In the midst of all the popular and expensive Nikey/Jordan hoop shoes, AJ decides to bring out something a bit different. Something that’s under the radar, that’s affordable and still has good qualities that make a solid basketball shoe. After a period of testing, here’s my Air Jordan Fly Unlimited review.

I’ll talk about the shoe’s tech specs, the fit, performance, the upper and decide it it’s worth the price. Let’s start the Air Jordan Fly Unlimited review!



We got a very basic affordable cushioning setup. A mediocre Phylon midsole along with a ZOOM AIR unit in the forefoot.
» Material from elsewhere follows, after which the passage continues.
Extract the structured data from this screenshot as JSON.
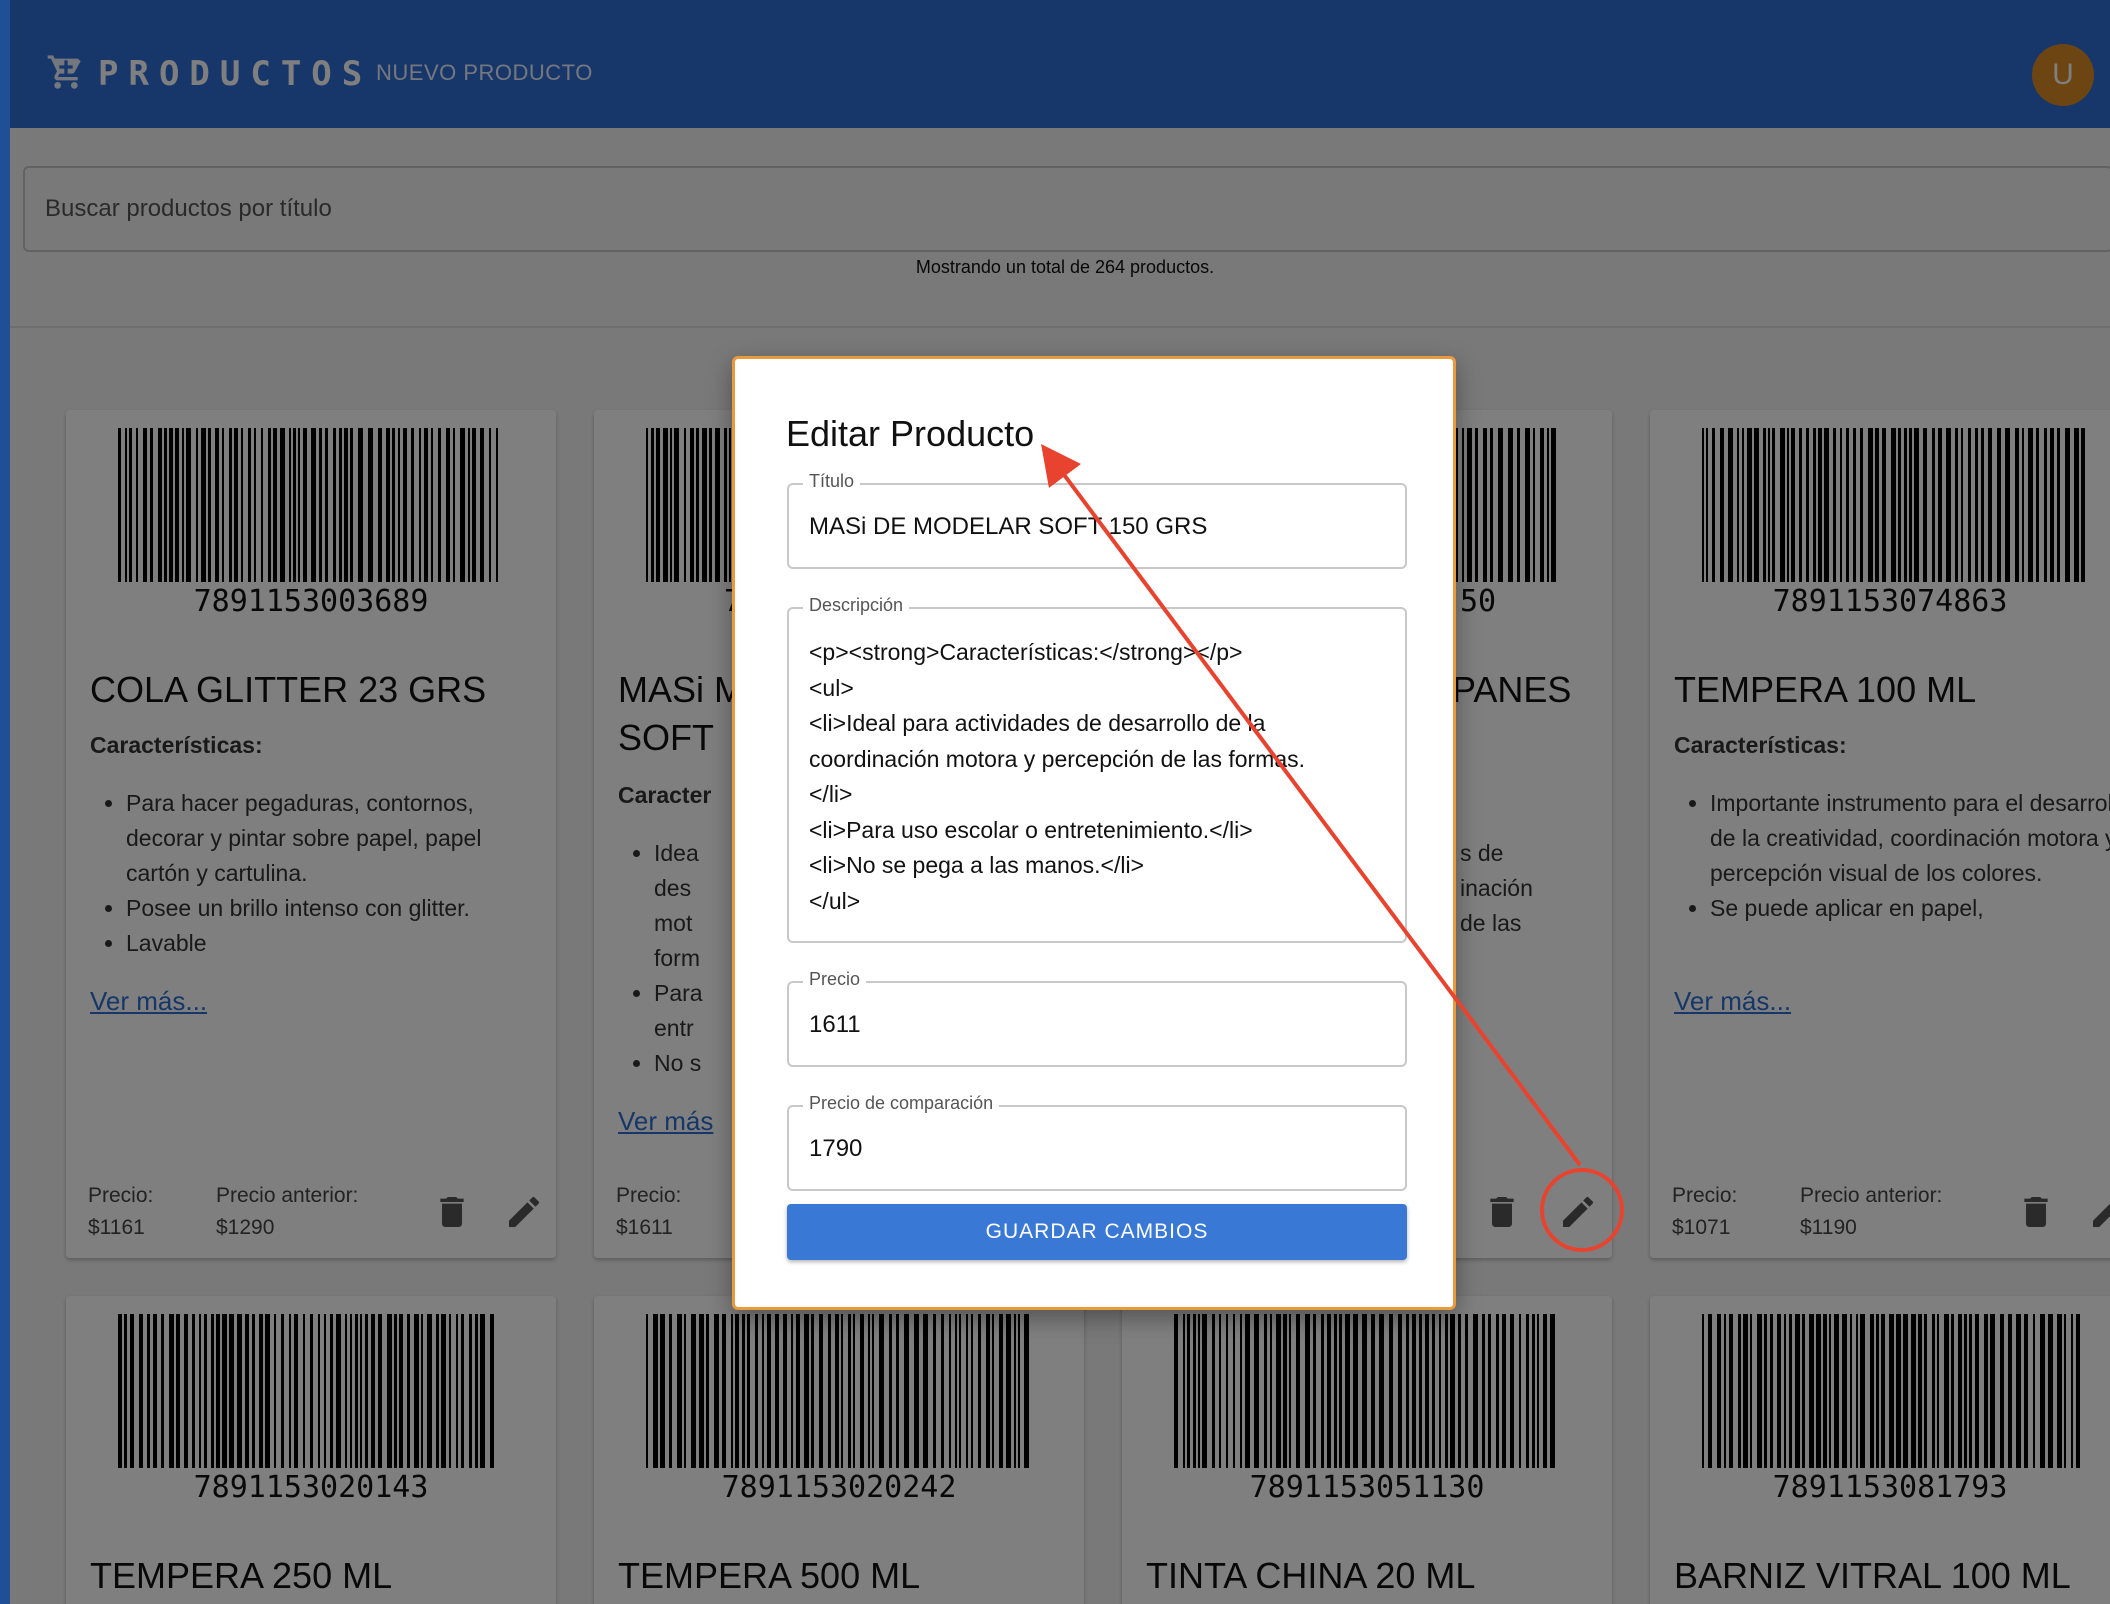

Nothing more or less than expected from a budget Air Jordan model.

The Phylon isn’t actually that bad, I’ve played in worse setups like these. Not your top-notch BOOST foam but not Kyrie 2-like either.


Air Jordan Fly: Side


Probably the highlight of the Fly Unlimited was how comfy and secure the fit was. All thanks to a superb upper, properly implemented support and security features, an inner sleeve for softness and a true to size fit.

The shoe was extremely solid to play in in terms of comfort – no slippage inside, proper containment, nothing was pinching or restricting motion.

As a wide footer, I was concerned going true to size but I’m happy I did – after a quick adjusting period, they fit pretty much perfectly. Overall, the AJ Fly Unlimited is a felt nice and soft, comfortable and unrestrictive without taking away support or stability.


Air Jordan Fly: Outsole


What would you expect from a Phylon + ZOOM AIR unit setup? Not much. That’s how it feels. In fact, I barely felt anything at all. I’d say the Phylon midsole feels more present providing minimal impact protection than the ZOOM in the forefoot.

Of course, the shoe is super responsive, low to the ground and best for those speedy, light and low-profile type of guards. If you actually want good and bouncy cushion, skip this one and look into something like the Rose 8, CE 2017, KD 10, etc.

Air Jordan Fly: Back


The traction of the shoe is weird and a bit disappointing. The pattern looks promising but doesn’t really stick to the floor that well. It’s not horrible but you’d be a bit disappointed if you’d expect them to grip the floor like crazy. And then there’s the sensitivity. You’ll need to wipe them frequently to avoid major slipping problems.

But that’s only the case indoors. They perform much better in the park because outdoor surfaces are much rougher. Wiping will still be a factor but not as much.


Apart from the sub-par traction, I loved how these held me secure during plays. They’re not overwhelmingly supportive but not too loose either. It’s a nice sweet spot between those two, so playing in these makes you forget that you have something on.

And that’s major when playing a tough game. For a $110 Air Jordan, an internal heel counter, large outriggers, an ankle strap and a good fit is pretty good.


Air Jordan Fly: Top


You’re probably thinking it’s just another cheap-ass shoe with crappy Phylon foam and a plastic mesh upper. Well, the first part is kind of true but the second one is pretty far from true.

The upper is named as textile and since I can’t really tell you an exact name of the material, it feels something like a very soft mesh reinforced with Fuse. It may sound cheap but it really doesn’t feel that way. That mesh is way softer and more flexible than most people judge it from the pictures.

The main pros would be comfort, flexibility, amazingly smooth step transitions, ventilation and the shoe is light.

Obviously, it’s not the softest or lightest option in the world but it’s very surprising from Air Jordan for 110 bucks.



The Jordan Fly Unlimited isn’t a special shoe that offers only the best tech, performance, and materials a player can find. It’s a budget shoe but keep in mind that there are budget shoes from adidas or Under Armour that deliver killer shoes at even a lower price.

Still though, it’s a solid shoe. If you’re a lighter low-profile guard and you can get past the sketchy indoor traction, this might be a solid option anyway.

Air Jordan Fly: Side


Okay, that’s it for the review! I hope you found it useful!